XIX. Apollonius, arrivé dans l’antique ville de Ninive, y vit une statue représentant une femme barbare : c’était la statue d’Io, fille d’Inachus, qui avait sur le front deux petites cornes naissantes. Comme il était arrêté en cet endroit et montrait qu’il connaissait mieux ce qui avait rapport à cette statue que les prêtres et les devins, il fut abordé par un citoyen de Ninive, nommé Damis. Nous avons déjà dit que ce Damis fut le compagnon de ses voyages, le dépositaire de toute sa philosophie, et qu’il nous a laissé sur son maître de nombreux renseignements.

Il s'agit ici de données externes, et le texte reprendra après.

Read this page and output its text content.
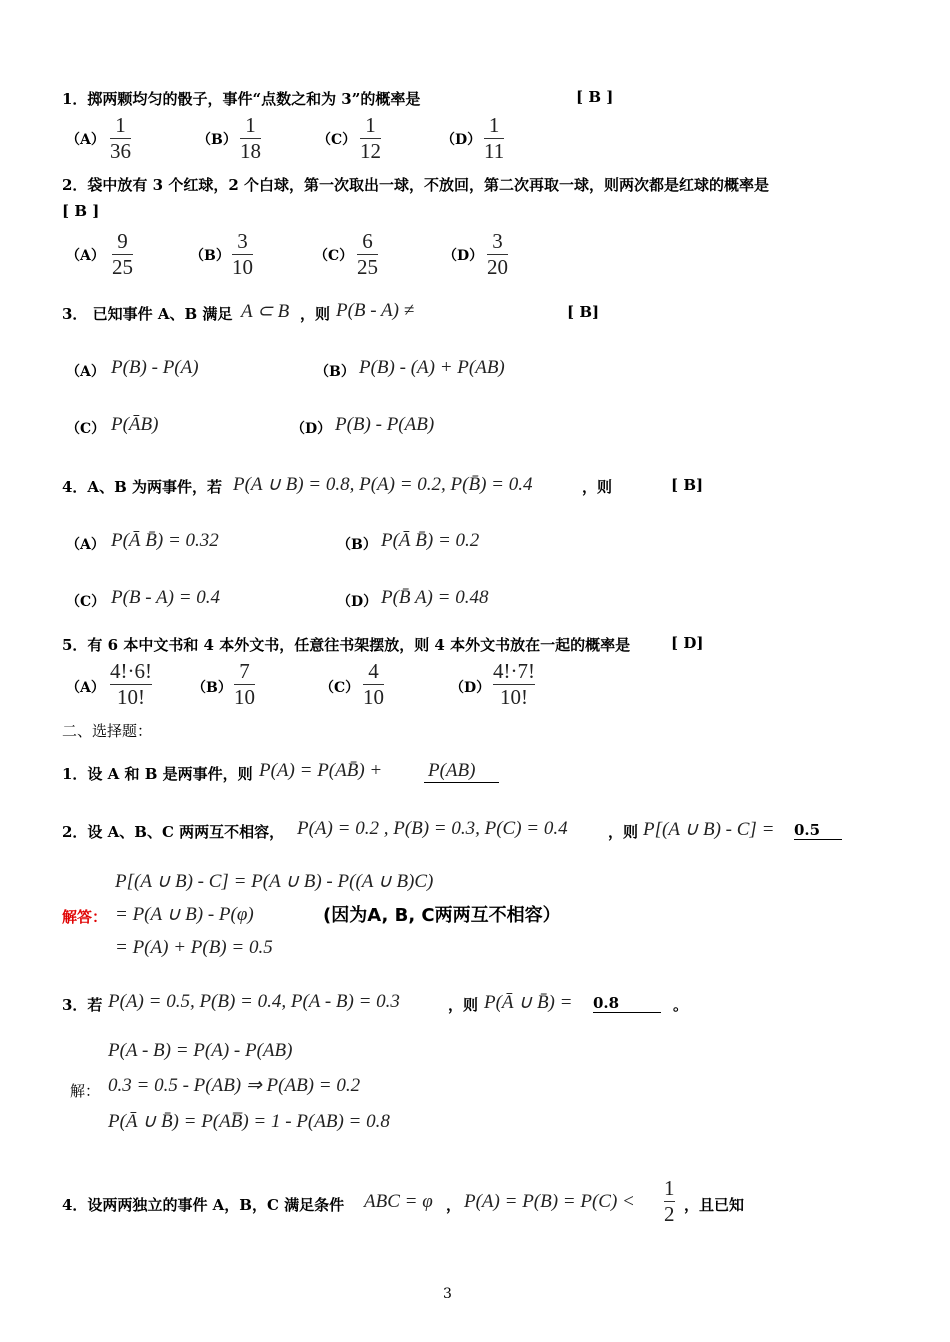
1．掷两颗均匀的骰子，事件“点数之和为 3”的概率是	[ B ]
（A）
1
36	（B）
1
18	（C）
1
12	（D）
1
11
2．袋中放有 3 个红球，2 个白球，第一次取出一球，不放回，第二次再取一球，则两次都是红球的概率是
[ B ]
（A）
9
25	（B）
3
10	（C）
6
25	（D）
3
20
3． 已知事件 A、B 满足 A ⊂ B ，则 P(B - A) ≠	[ B]
（A） P(B) - P(A)	（B） P(B) - (A) + P(AB)
（C） P(ĀB)	（D） P(B) - P(AB)
4．A、B 为两事件，若 P(A ∪ B) = 0.8, P(A) = 0.2, P(B̄) = 0.4	，则	[ B]
（A） P(Ā B̄) = 0.32	（B） P(Ā B̄) = 0.2
（C） P(B - A) = 0.4	（D） P(B̄ A) = 0.48
5．有 6 本中文书和 4 本外文书，任意往书架摆放，则 4 本外文书放在一起的概率是	[ D]
（A）
4!·6!
10!	（B）
7
10	（C）
4
10	（D）
4!·7!
10!
二、选择题：
1．设 A 和 B 是两事件，则 P(A) = P(AB̄) + P(AB)
2．设 A、B、C 两两互不相容， P(A) = 0.2 , P(B) = 0.3, P(C) = 0.4	，则 P[(A ∪ B) - C] = 0.5
P[(A ∪ B) - C] = P(A ∪ B) - P((A ∪ B)C)
解答： = P(A ∪ B) - P(φ)	(因为A, B, C两两互不相容）
= P(A) + P(B) = 0.5
3．若 P(A) = 0.5, P(B) = 0.4, P(A - B) = 0.3	，则 P(Ā ∪ B̄) = 0.8	。
P(A - B) = P(A) - P(AB)
解： 0.3 = 0.5 - P(AB) ⇒ P(AB) = 0.2
P(Ā ∪ B̄) = P(AB̅) = 1 - P(AB) = 0.8
4．设两两独立的事件 A，B，C 满足条件 ABC = φ ， P(A) = P(B) = P(C) <
1
2 ，且已知
3
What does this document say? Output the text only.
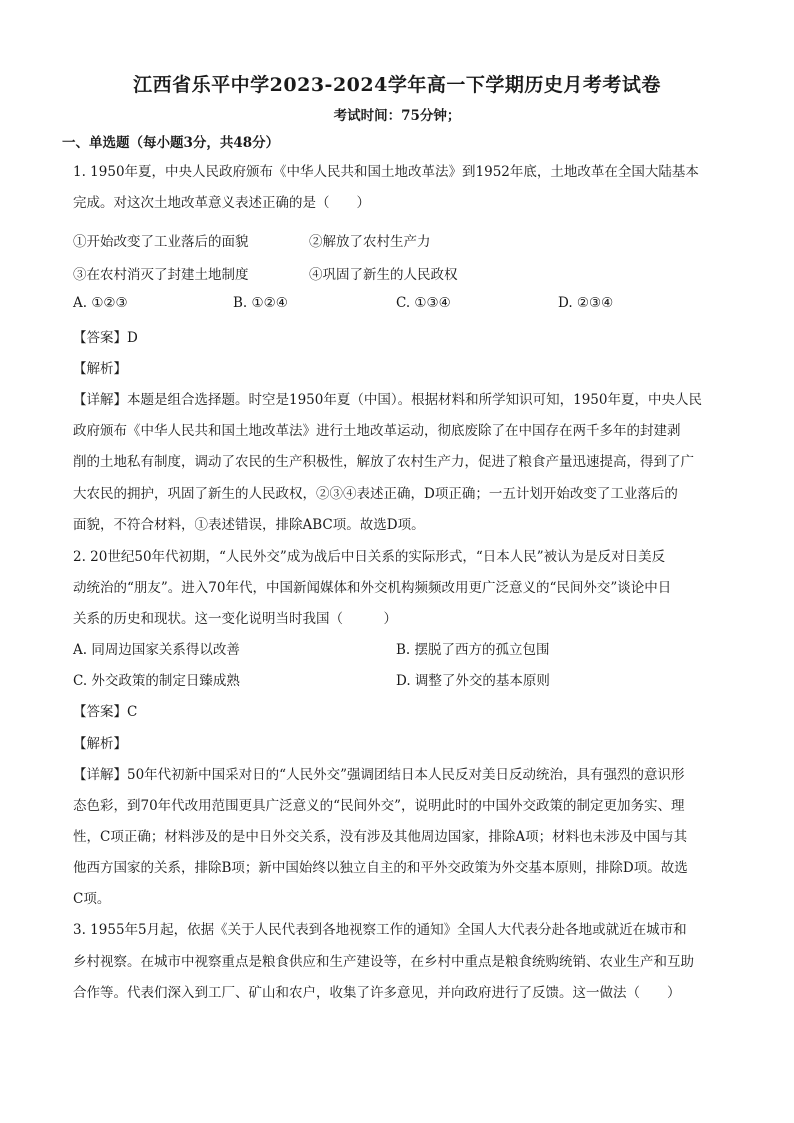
江西省乐平中学2023-2024学年高一下学期历史月考考试卷
考试时间：75分钟；
一、单选题（每小题3分，共48分）
1. 1950年夏，中央人民政府颁布《中华人民共和国土地改革法》到1952年底，土地改革在全国大陆基本
完成。对这次土地改革意义表述正确的是（　　）
①开始改变了工业落后的面貌	②解放了农村生产力
③在农村消灭了封建土地制度	④巩固了新生的人民政权
A. ①②③	B. ①②④	C. ①③④	D. ②③④
【答案】D
【解析】
【详解】本题是组合选择题。时空是1950年夏（中国）。根据材料和所学知识可知，1950年夏，中央人民
政府颁布《中华人民共和国土地改革法》进行土地改革运动，彻底废除了在中国存在两千多年的封建剥
削的土地私有制度，调动了农民的生产积极性，解放了农村生产力，促进了粮食产量迅速提高，得到了广
大农民的拥护，巩固了新生的人民政权，②③④表述正确，D项正确；一五计划开始改变了工业落后的
面貌，不符合材料，①表述错误，排除ABC项。故选D项。
2. 20世纪50年代初期，“人民外交”成为战后中日关系的实际形式，“日本人民”被认为是反对日美反
动统治的“朋友”。进入70年代，中国新闻媒体和外交机构频频改用更广泛意义的“民间外交”谈论中日
关系的历史和现状。这一变化说明当时我国（　　　）
A. 同周边国家关系得以改善	B. 摆脱了西方的孤立包围
C. 外交政策的制定日臻成熟	D. 调整了外交的基本原则
【答案】C
【解析】
【详解】50年代初新中国采对日的“人民外交”强调团结日本人民反对美日反动统治，具有强烈的意识形
态色彩，到70年代改用范围更具广泛意义的“民间外交”，说明此时的中国外交政策的制定更加务实、理
性，C项正确；材料涉及的是中日外交关系，没有涉及其他周边国家，排除A项；材料也未涉及中国与其
他西方国家的关系，排除B项；新中国始终以独立自主的和平外交政策为外交基本原则，排除D项。故选
C项。
3. 1955年5月起，依据《关于人民代表到各地视察工作的通知》全国人大代表分赴各地或就近在城市和
乡村视察。在城市中视察重点是粮食供应和生产建设等，在乡村中重点是粮食统购统销、农业生产和互助
合作等。代表们深入到工厂、矿山和农户，收集了许多意见，并向政府进行了反馈。这一做法（　　）
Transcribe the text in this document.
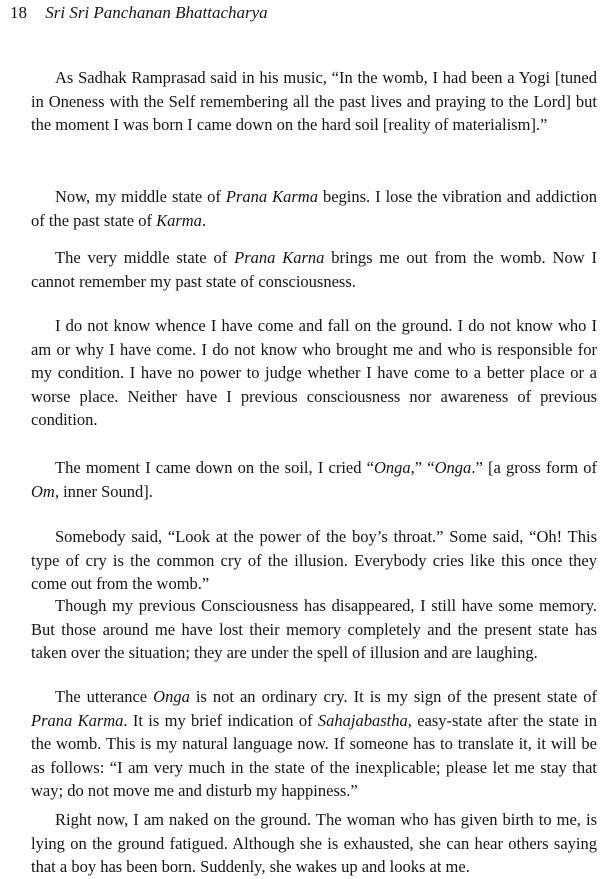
18 Sri Sri Panchanan Bhattacharya

As Sadhak Ramprasad said in his music, “In the womb, I had been a Yogi [tuned in Oneness with the Self remembering all the past lives and praying to the Lord] but the moment I was born I came down on the hard soil [reality of materialism].”

Now, my middle state of Prana Karma begins. I lose the vibration and addiction of the past state of Karma.

The very middle state of Prana Karna brings me out from the womb. Now I cannot remember my past state of consciousness.

I do not know whence I have come and fall on the ground. I do not know who I am or why I have come. I do not know who brought me and who is responsible for my condition. I have no power to judge whether I have come to a better place or a worse place. Neither have I previous consciousness nor awareness of previous condition.

The moment I came down on the soil, I cried “Onga,” “Onga.” [a gross form of Om, inner Sound].

Somebody said, “Look at the power of the boy’s throat.” Some said, “Oh! This type of cry is the common cry of the illusion. Everybody cries like this once they come out from the womb.”

Though my previous Consciousness has disappeared, I still have some memory. But those around me have lost their memory completely and the present state has taken over the situation; they are under the spell of illusion and are laughing.

The utterance Onga is not an ordinary cry. It is my sign of the present state of Prana Karma. It is my brief indication of Sahajabastha, easy-state after the state in the womb. This is my natural language now. If someone has to translate it, it will be as follows: “I am very much in the state of the inexplicable; please let me stay that way; do not move me and disturb my happiness.”

Right now, I am naked on the ground. The woman who has given birth to me, is lying on the ground fatigued. Although she is exhausted, she can hear others saying that a boy has been born. Suddenly, she wakes up and looks at me.
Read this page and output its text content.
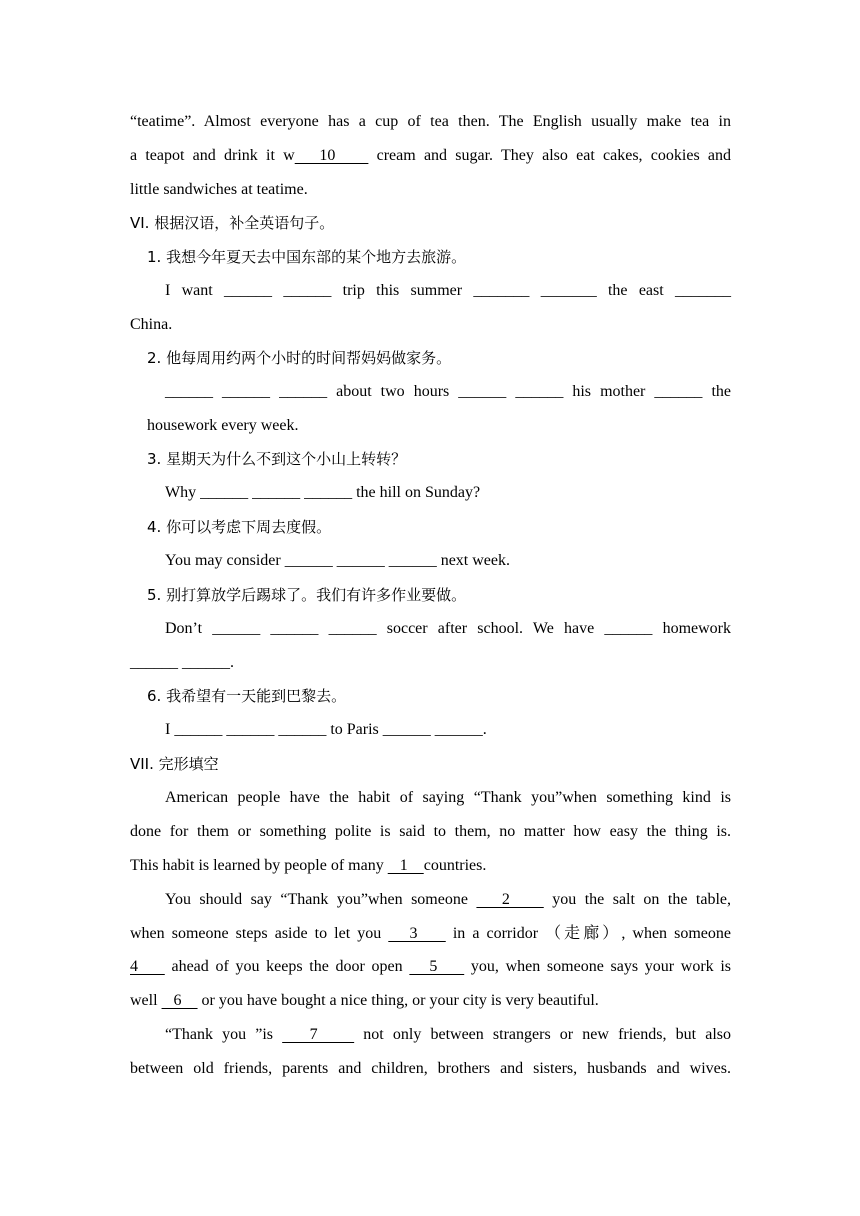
“teatime”. Almost everyone has a cup of tea then. The English usually make tea in
a teapot and drink it w   10     cream and sugar. They also eat cakes, cookies and
little sandwiches at teatime.
VI. 根据汉语，补全英语句子。
1. 我想今年夏天去中国东部的某个地方去旅游。
I want ______ ______ trip this summer _______ _______ the east _______
China.
2. 他每周用约两个小时的时间帮妈妈做家务。
______ ______ ______ about two hours ______ ______ his mother ______ the
housework every week.
3. 星期天为什么不到这个小山上转转？
Why ______ ______ ______ the hill on Sunday?
4. 你可以考虑下周去度假。
You may consider ______ ______ ______ next week.
5. 别打算放学后踢球了。我们有许多作业要做。
Don’t ______ ______ ______ soccer after school. We have ______ homework
______ ______.
6. 我希望有一天能到巴黎去。
I ______ ______ ______ to Paris ______ ______.
VII. 完形填空
American people have the habit of saying “Thank you”when something kind is
done for them or something polite is said to them, no matter how easy the thing is.
This habit is learned by people of many    1    countries.
You should say “Thank you”when someone    2     you the salt on the table,
when someone steps aside to let you    3     in a corridor （走廊）, when someone
4     ahead of you keeps the door open    5     you, when someone says your work is
well    6     or you have bought a nice thing, or your city is very beautiful.
“Thank you ”is    7     not only between strangers or new friends, but also
between old friends, parents and children, brothers and sisters, husbands and wives.
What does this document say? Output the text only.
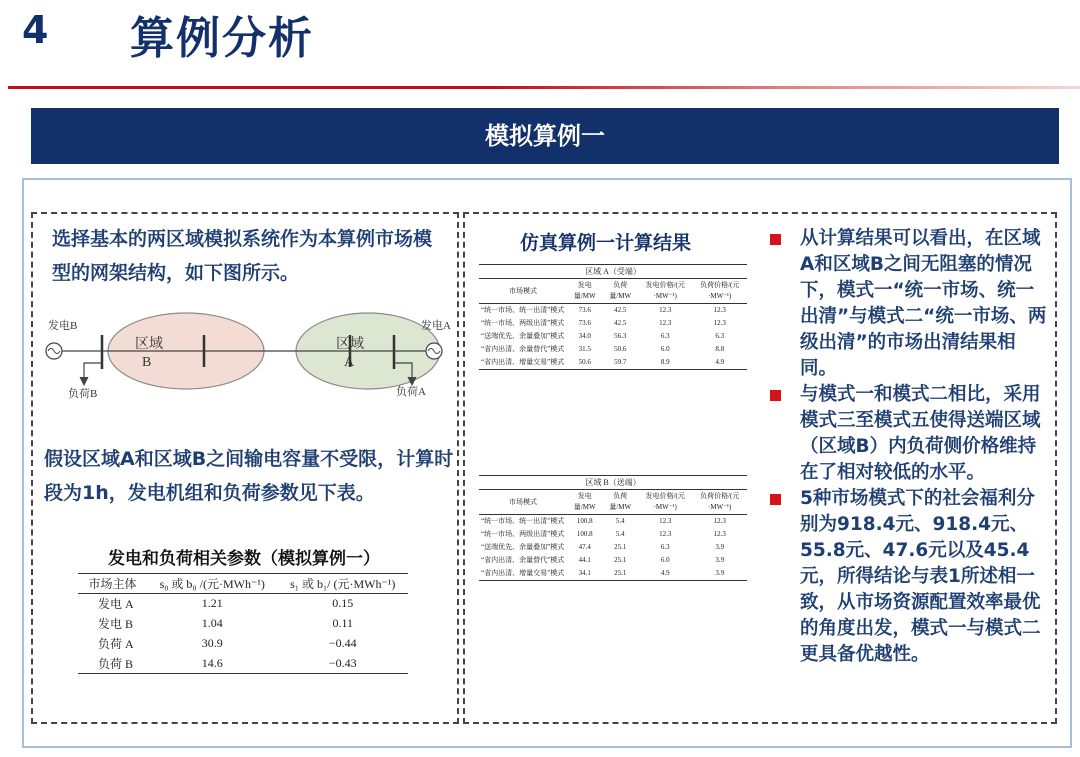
4 算例分析
模拟算例一
选择基本的两区域模拟系统作为本算例市场模型的网架结构，如下图所示。
发电B	发电A
区域
B
区域
A
负荷B	负荷A
假设区域A和区域B之间输电容量不受限，计算时段为1h，发电机组和负荷参数见下表。
发电和负荷相关参数（模拟算例一）
市场主体	s₀ 或 b₀ /(元·MWh⁻¹)	s₁ 或 b₁/ (元·MWh⁻¹)
发电 A	1.21	0.15
发电 B	1.04	0.11
负荷 A	30.9	−0.44
负荷 B	14.6	−0.43
仿真算例一计算结果
区域 A（受端）				
市场模式	发电量/MW	负荷量/MW	发电价格/(元·MW⁻¹)	负荷价格/(元·MW⁻¹)
“统一市场、统一出清”模式	73.6	42.5	12.3	12.3
“统一市场、两级出清”模式	73.6	42.5	12.3	12.3
“送端优先、余量叠加”模式	34.0	56.3	6.3	6.3
“省内出清、余量替代”模式	31.5	50.6	6.0	8.8
“省内出清、增量交易”模式	50.6	59.7	8.9	4.9
区域 B（送端）				
市场模式	发电量/MW	负荷量/MW	发电价格/(元·MW⁻¹)	负荷价格/(元·MW⁻¹)
“统一市场、统一出清”模式	100.8	5.4	12.3	12.3
“统一市场、两级出清”模式	100.8	5.4	12.3	12.3
“送端优先、余量叠加”模式	47.4	25.1	6.3	3.9
“省内出清、余量替代”模式	44.1	25.1	6.0	3.9
“省内出清、增量交易”模式	34.1	25.1	4.9	3.9
从计算结果可以看出，在区域A和区域B之间无阻塞的情况下，模式一“统一市场、统一出清”与模式二“统一市场、两级出清”的市场出清结果相同。
与模式一和模式二相比，采用模式三至模式五使得送端区域（区域B）内负荷侧价格维持在了相对较低的水平。
5种市场模式下的社会福利分别为918.4元、918.4元、55.8元、47.6元以及45.4元，所得结论与表1所述相一致，从市场资源配置效率最优的角度出发，模式一与模式二更具备优越性。
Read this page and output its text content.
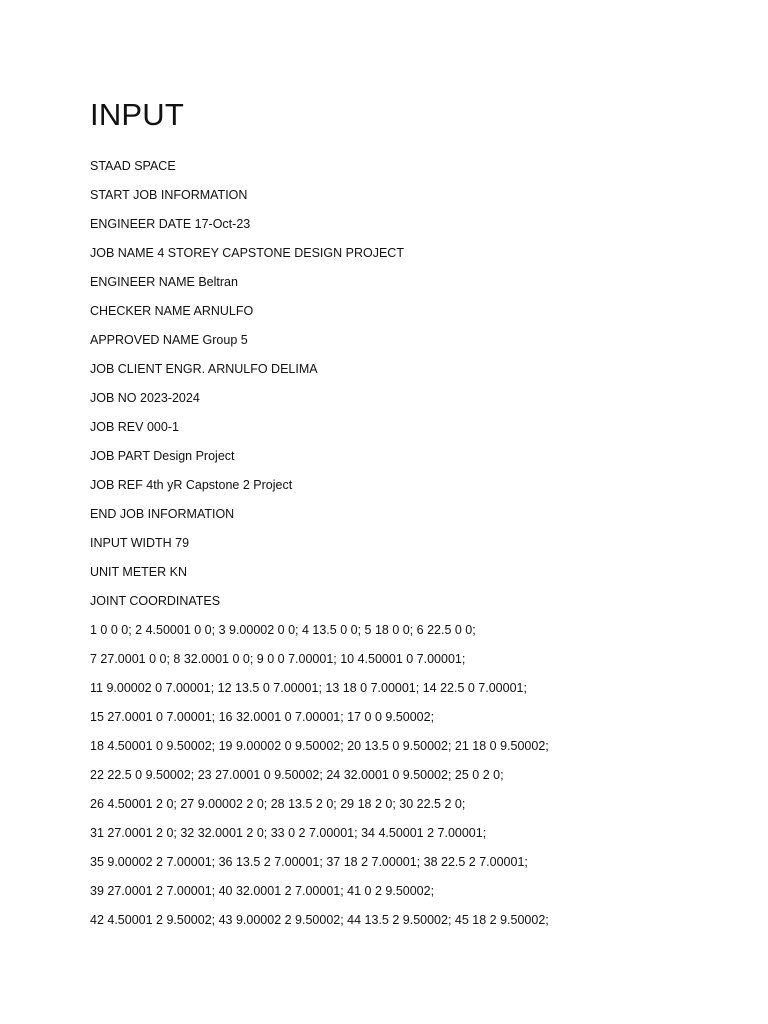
INPUT
STAAD SPACE
START JOB INFORMATION
ENGINEER DATE 17-Oct-23
JOB NAME 4 STOREY CAPSTONE DESIGN PROJECT
ENGINEER NAME Beltran
CHECKER NAME ARNULFO
APPROVED NAME Group 5
JOB CLIENT ENGR. ARNULFO DELIMA
JOB NO 2023-2024
JOB REV 000-1
JOB PART Design Project
JOB REF 4th yR Capstone 2 Project
END JOB INFORMATION
INPUT WIDTH 79
UNIT METER KN
JOINT COORDINATES
1 0 0 0; 2 4.50001 0 0; 3 9.00002 0 0; 4 13.5 0 0; 5 18 0 0; 6 22.5 0 0;
7 27.0001 0 0; 8 32.0001 0 0; 9 0 0 7.00001; 10 4.50001 0 7.00001;
11 9.00002 0 7.00001; 12 13.5 0 7.00001; 13 18 0 7.00001; 14 22.5 0 7.00001;
15 27.0001 0 7.00001; 16 32.0001 0 7.00001; 17 0 0 9.50002;
18 4.50001 0 9.50002; 19 9.00002 0 9.50002; 20 13.5 0 9.50002; 21 18 0 9.50002;
22 22.5 0 9.50002; 23 27.0001 0 9.50002; 24 32.0001 0 9.50002; 25 0 2 0;
26 4.50001 2 0; 27 9.00002 2 0; 28 13.5 2 0; 29 18 2 0; 30 22.5 2 0;
31 27.0001 2 0; 32 32.0001 2 0; 33 0 2 7.00001; 34 4.50001 2 7.00001;
35 9.00002 2 7.00001; 36 13.5 2 7.00001; 37 18 2 7.00001; 38 22.5 2 7.00001;
39 27.0001 2 7.00001; 40 32.0001 2 7.00001; 41 0 2 9.50002;
42 4.50001 2 9.50002; 43 9.00002 2 9.50002; 44 13.5 2 9.50002; 45 18 2 9.50002;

Il se sentit pris d’enthousiasme pour Apollonius et séduit par la perspective de ses voyages : « Partons, lui dit-il, Dieu sera votre guide, vous serez le mien. Je me flatte que vous ne vous repentirez pas de m’avoir pris pour compagnon de route. Si je ne sais rien de plus, je sais du moins le chemin de Babylone, pour en être revenu depuis peu ; je sais toutes les villes, tous les villages que nous devrons traverser, et dans lesquels nous trouverons beaucoup de bonnes choses ; je sais toutes les langues des Barbares, celle des Arméniens, celle des Mèdes, celle des Perses, celle des Cadusiens, et il n’en est aucune que je ne possède parfaitement. — Mon ami, répondit Apollonius, je sais toutes les langues, sans en avoir appris aucune. » Et comme Damis manifestait son étonnement : « Ne vous étonnez pas, ajouta Apollonius, si je comprends toutes les langues des hommes, je comprends même leur silence[1]. » En entendant ces paroles, Damis se sentit saisi d’un respect religieux pour Apollonius, qu’il considéra comme un dieu. À partir de ce moment, il s’attacha à lui, gagnant chaque jour en

  1. Voyez les Éclaircissements historiques et critiques.